Li Hu, Fengli He, Meifeng Huang, Meihua Peng, Zhiguang Zhou, Feng Liu and Yan-Shan Dai
Nuclear factors of activated T cells (NFAT) c3 have a prominent role in the regulation of proinflammatory factors in immune cells. The classically activated M1 macrophages are key players in the initiation and maintenance of adipose tissue (AT) inflammation. The role of NFATc3 in obesity and AT inflammation is unknown. We set out to determine how deficiency of NFATc3 effected macrophage polarization, inflammation and insulin resistance in visceral AT of high-fat diet (HFD)-fed mice. Nfatc3−/− and WT mice were fed a HFD for 8–17 weeks. Epididymal white AT (eWAT) F4/80(+) cells were characterized by fluorescence-activated cell sorting and quantitative RT-PCR. Results showed that Nfatc3−/− mice developed HFD-induced obesity similar to WT mice, but insulin sensitivity and glucose tolerance were improved, and liver fat accumulation was reduced in Nfatc3−/− mice compared to WT control mice.

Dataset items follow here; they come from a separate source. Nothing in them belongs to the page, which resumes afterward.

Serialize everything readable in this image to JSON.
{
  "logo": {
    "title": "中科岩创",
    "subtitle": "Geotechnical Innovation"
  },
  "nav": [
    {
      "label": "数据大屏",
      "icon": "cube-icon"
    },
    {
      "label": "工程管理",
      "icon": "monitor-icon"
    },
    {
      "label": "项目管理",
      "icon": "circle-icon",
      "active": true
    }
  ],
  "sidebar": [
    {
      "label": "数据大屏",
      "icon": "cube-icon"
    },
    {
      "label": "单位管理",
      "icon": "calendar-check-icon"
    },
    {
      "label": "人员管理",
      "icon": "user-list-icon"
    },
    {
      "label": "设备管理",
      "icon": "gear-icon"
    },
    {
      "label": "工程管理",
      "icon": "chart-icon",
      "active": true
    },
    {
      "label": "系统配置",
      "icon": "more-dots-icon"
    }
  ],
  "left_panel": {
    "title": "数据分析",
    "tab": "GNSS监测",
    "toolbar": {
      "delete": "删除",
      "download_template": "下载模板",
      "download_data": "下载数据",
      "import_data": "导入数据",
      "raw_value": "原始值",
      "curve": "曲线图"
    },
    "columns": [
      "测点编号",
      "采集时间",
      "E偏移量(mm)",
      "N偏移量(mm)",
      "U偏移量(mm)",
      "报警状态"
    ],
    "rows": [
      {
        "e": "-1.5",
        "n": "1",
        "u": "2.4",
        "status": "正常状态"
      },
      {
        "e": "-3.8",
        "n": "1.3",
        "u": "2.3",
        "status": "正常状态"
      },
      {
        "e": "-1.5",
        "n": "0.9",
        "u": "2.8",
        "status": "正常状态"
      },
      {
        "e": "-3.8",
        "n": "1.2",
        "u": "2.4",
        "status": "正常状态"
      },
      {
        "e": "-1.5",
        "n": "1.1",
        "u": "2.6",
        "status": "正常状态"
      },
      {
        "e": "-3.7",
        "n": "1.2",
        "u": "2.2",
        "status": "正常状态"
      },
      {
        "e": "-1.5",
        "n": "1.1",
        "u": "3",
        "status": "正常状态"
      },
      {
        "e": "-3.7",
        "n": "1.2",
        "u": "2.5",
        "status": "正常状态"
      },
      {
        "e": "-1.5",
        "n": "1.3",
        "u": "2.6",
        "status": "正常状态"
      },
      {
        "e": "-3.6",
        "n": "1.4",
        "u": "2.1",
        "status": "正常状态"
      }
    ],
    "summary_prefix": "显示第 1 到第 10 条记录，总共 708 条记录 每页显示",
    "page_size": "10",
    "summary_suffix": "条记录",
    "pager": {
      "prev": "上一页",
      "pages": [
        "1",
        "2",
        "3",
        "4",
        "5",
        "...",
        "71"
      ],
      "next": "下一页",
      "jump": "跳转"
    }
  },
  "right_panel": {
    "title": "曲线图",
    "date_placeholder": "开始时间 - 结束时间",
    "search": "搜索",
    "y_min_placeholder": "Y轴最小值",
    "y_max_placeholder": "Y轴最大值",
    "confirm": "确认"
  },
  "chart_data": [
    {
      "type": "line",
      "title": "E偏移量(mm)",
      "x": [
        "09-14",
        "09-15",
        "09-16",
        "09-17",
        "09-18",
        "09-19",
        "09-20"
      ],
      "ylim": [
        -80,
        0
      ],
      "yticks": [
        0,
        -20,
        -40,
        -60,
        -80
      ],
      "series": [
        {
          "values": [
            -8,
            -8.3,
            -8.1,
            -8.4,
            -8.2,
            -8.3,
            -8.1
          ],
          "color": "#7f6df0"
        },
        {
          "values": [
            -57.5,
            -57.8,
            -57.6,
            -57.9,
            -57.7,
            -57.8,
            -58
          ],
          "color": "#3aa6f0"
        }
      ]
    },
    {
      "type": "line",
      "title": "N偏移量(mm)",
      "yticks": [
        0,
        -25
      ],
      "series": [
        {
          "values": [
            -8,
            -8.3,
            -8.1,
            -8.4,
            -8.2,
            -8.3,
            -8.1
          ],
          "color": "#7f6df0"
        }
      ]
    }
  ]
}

Moreover, M1 macrophage content and proinflammatory factors were reduced, whereas the alternatively activated M2 macrophage content was increased in eWAT of HFD-fed Nfatc3−/− mice compared to that of WT mice. In addition, eWAT insulin signaling was improved in HFD-fed Nfatc3−/− mice. Importantly, after bone-marrow-derived macrophages had been isolated from Nfatc3−/− mice and cultured in vitro, treatment of these cells with interferon-γ and lipopolysaccharide resulted in reduction of M1 inflammatory markers, suggesting that NFATc3 promoted M1 polarization by a cell-autonomous mechanism. The results demonstrated that NFATc3 played an important role in M1 macrophage polarization, AT inflammation and insulin resistance in response to obesity through transcriptional activation of proinflammatory genes.